Russian Resupply Ship, Progress, Launches Successfully to the ISS

Progress Will Dock To The Aft Port Of The Station’s Zvezda Module, Friday, Oct 29

The uncrewed Russian Progress 79 is safely in orbit headed for the International Space Station following launch at 8 p.m. (5 a.m. Thursday, Oct. 28, Baikonur time) from the Baikonur Cosmodrome in Kazakhstan.

The resupply ship reached preliminary orbit and deployed its solar arrays and navigational antennas as planned for a two-day rendezvous on its way to meet up with the orbiting laboratory and its Expedition 66 crew members.

After making 33 orbits of Earth on its journey, Progress will dock to the aft port of the station’s Zvezda module at 9:34 p.m. Friday, Oct 29. Docking procedures will begin at 8:45 p.m.

Carrying more than three tons of food, fuel, and supplies for the Expedition 66 crew, the Progress 79 resupply spacecraft will spend about seven months at the station. The space station was flying over the south Atlantic Ocean at the time of the launch.
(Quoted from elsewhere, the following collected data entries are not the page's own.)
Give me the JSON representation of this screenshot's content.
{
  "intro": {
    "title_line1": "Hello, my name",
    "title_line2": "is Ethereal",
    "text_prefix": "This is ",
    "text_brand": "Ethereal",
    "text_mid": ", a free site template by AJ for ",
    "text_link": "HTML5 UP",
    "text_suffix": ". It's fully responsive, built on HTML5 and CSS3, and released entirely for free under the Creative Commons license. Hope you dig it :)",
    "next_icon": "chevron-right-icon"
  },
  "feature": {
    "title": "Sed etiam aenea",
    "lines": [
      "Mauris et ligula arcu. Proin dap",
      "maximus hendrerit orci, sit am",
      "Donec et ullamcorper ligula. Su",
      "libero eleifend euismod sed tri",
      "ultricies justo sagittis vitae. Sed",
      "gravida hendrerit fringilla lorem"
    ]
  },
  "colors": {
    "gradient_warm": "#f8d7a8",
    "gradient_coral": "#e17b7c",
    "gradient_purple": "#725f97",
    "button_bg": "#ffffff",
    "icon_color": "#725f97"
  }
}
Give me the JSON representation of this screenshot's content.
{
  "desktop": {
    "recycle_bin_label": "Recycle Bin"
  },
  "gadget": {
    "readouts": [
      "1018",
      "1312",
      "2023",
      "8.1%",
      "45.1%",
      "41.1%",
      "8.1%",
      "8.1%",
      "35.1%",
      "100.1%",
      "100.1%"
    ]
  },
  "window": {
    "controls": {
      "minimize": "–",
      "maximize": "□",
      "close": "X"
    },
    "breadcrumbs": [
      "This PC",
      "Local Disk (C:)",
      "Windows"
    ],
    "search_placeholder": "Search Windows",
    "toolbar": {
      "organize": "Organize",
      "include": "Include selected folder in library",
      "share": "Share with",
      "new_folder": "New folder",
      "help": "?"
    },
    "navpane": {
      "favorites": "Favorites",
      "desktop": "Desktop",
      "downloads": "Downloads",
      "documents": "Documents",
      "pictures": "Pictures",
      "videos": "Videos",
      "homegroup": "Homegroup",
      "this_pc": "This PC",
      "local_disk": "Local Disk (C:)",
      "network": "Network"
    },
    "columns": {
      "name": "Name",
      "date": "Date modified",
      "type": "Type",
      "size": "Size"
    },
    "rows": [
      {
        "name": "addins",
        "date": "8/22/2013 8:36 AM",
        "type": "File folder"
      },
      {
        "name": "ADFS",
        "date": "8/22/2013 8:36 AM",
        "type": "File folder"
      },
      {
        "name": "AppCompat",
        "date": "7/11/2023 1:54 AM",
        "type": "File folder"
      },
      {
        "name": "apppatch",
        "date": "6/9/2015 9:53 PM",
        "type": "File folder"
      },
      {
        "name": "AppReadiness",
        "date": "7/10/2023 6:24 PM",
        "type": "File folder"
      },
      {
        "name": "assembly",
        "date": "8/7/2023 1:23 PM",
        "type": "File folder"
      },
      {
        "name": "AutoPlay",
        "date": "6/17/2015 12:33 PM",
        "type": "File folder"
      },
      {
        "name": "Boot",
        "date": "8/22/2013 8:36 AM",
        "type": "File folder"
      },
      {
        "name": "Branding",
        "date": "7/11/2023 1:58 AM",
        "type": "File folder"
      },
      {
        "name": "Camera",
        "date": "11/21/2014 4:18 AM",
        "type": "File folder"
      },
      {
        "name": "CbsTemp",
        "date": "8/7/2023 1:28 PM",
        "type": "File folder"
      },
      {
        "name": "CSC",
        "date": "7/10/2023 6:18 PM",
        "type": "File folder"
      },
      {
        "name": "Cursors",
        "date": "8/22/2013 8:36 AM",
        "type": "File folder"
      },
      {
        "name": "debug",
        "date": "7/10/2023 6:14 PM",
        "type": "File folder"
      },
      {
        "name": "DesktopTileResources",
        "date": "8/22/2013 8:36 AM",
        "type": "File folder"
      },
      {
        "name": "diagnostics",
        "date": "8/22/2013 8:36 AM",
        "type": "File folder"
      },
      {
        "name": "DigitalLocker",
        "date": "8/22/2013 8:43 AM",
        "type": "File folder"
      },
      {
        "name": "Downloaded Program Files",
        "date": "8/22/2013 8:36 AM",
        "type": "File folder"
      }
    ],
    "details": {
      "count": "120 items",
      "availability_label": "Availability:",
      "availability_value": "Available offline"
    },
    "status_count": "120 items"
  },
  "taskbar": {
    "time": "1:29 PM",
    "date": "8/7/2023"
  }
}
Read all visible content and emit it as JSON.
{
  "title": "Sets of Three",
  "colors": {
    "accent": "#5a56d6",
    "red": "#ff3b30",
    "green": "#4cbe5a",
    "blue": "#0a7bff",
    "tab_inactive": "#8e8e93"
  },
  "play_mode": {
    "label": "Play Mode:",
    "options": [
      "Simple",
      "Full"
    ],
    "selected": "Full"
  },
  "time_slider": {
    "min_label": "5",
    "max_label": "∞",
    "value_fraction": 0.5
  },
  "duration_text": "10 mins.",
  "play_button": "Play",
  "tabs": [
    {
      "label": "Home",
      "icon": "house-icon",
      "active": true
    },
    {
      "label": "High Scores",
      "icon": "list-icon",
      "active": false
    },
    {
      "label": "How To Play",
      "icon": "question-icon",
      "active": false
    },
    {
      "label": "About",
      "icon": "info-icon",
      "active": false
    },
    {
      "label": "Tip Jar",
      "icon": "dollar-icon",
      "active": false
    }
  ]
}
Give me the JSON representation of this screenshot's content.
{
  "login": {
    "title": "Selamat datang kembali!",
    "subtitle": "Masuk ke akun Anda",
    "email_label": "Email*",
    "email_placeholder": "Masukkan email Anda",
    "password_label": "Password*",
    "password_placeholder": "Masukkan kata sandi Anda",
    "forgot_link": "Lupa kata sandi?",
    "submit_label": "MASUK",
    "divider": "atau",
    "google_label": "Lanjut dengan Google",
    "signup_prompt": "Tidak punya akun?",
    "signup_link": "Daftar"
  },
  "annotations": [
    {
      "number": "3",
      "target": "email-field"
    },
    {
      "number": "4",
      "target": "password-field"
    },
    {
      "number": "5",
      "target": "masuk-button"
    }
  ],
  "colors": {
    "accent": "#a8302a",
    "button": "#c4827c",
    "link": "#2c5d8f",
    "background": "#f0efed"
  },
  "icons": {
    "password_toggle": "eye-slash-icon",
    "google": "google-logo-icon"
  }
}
In the meantime; at the Kennedy Space Center in Florida, the Falcon 9 rocket with the SpaceX Crew Dragon Endurance attached rolled out to the launch pad early Wednesday morning and now stands vertical. Endurance will launch four commercial crew astronauts toward the space station on Sunday at 2:21 a.m. SpaceX Crew-3 Commander Raja Chari will lead Pilot Thomas Marshburn and Mission Specialists Kayla Barron and Matthias Maurer on a one-day ride to the Harmony module’s forward docking port.